Without my mind having any conscious input, my feet took me away from her until I was outside the fitting rooms, heading blindly for the trousers. I doubted she’d even realised what she’d said, and doubted even more that she meant it that way. But she’d said ‘loved’. Loved as in… past tense.

Oh dear God, I thought as I stared at a rack of trousers without seeing them. What’s gone wrong?

Chapter Eight

But the day didn’t end there! It got worse.

Petra found me back outside the shop, sitting with the other resigned partners, who might have been the same or different ones, I didn’t know. I’d completely forgotten about getting her the trousers until I saw her quizzical face peering out of the shop window at me. I pretended not to see her and focused on my phone – Twitter, this time. Truth be told, I wasn’t even seeing the tweets as they slid across the screen, for my mind was racing, working overtime.
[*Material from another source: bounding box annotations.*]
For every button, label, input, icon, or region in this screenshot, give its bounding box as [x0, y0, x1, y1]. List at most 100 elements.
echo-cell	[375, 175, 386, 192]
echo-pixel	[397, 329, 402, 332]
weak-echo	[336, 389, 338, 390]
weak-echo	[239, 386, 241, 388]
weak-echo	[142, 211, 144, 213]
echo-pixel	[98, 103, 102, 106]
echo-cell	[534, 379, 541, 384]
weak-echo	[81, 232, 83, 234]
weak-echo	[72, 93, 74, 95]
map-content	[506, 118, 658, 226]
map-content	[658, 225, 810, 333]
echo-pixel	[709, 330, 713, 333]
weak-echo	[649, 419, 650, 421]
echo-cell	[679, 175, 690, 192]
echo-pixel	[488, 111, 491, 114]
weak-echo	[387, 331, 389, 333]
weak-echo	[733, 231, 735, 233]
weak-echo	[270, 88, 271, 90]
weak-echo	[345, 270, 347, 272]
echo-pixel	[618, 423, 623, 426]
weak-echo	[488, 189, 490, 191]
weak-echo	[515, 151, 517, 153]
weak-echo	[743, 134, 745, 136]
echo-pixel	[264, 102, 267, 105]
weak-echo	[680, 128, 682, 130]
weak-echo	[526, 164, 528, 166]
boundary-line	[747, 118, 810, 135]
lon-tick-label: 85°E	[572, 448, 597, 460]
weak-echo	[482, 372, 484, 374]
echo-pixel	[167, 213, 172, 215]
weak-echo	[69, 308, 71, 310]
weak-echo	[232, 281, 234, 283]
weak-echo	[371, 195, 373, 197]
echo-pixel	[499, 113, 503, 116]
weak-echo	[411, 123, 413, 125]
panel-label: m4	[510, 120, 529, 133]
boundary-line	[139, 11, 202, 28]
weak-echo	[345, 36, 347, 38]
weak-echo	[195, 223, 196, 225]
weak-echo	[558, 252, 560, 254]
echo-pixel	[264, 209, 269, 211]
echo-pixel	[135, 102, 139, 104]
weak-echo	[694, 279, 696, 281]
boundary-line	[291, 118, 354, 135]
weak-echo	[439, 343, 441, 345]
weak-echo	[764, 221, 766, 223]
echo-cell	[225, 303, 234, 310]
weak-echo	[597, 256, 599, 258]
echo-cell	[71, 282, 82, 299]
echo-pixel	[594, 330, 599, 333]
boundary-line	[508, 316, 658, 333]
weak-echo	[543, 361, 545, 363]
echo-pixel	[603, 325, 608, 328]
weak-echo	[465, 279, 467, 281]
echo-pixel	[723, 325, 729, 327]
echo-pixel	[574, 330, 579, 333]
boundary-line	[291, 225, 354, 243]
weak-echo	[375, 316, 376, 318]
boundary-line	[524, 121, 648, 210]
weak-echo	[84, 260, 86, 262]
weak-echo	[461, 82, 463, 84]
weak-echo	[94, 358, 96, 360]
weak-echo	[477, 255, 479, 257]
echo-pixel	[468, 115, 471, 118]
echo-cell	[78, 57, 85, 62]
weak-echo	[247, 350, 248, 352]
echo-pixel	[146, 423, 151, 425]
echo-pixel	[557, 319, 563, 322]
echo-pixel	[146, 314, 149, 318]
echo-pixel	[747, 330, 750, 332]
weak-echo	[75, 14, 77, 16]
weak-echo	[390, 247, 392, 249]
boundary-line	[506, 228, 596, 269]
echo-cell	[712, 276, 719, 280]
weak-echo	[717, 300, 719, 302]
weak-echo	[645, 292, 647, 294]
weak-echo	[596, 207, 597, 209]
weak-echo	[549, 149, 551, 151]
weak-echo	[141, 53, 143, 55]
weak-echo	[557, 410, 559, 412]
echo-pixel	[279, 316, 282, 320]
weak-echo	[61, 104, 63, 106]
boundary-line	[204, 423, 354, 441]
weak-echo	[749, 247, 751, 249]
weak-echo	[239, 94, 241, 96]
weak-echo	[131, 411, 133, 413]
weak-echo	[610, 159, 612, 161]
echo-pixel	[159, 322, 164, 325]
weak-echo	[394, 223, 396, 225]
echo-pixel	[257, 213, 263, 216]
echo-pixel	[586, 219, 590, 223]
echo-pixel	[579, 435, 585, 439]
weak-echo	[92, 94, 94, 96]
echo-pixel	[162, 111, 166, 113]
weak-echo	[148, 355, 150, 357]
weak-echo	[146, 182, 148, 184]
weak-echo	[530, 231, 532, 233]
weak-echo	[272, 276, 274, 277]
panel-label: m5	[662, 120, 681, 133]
It was really my fault, the whole situation, I knew. Communication sat at the forefront of any relationship: it was crucial to know if something you were doing was hurting or negatively affecting your significant other, and likewise it was important for you to tell them if they were affecting you. What Petra had just said was simply her telling me that something I had said had had a negative impact on her, and I had no right to feel this way. It was now my responsibility to adjust my words and actions accordingly. The whole past-tense-of-love shite was, again, just me dwelling on it in my mind and making a mountain out of a molehill. The word ‘loved’ fit best in the sentence. That was it. I was being ridiculous.

A few minutes later, Petra appeared with one of her reusable bags in her hand, within which I could see the dress, but not the trousers. A part of me felt bad for probably putting her off the trousers, just like I had done with the other blouses earlier this morning – the part of me that didn’t already feel bad for the whole situation, that was.

“One item of clothing acquired,” she said with a little smile. “Thank you for doing this. I know it’s not your favourite thing, shopping. Reckon you can hold out for another couple of shops? We still need to get your PJs, and I need a blouse or two, ideally.”

“If I have to,” I said with an embarrassed smile of my own. “Provided we can find a toilet at some point soon.”

“Menopausal wee alert?” she chuckled.

“You could say that,” I tried to chuckle back.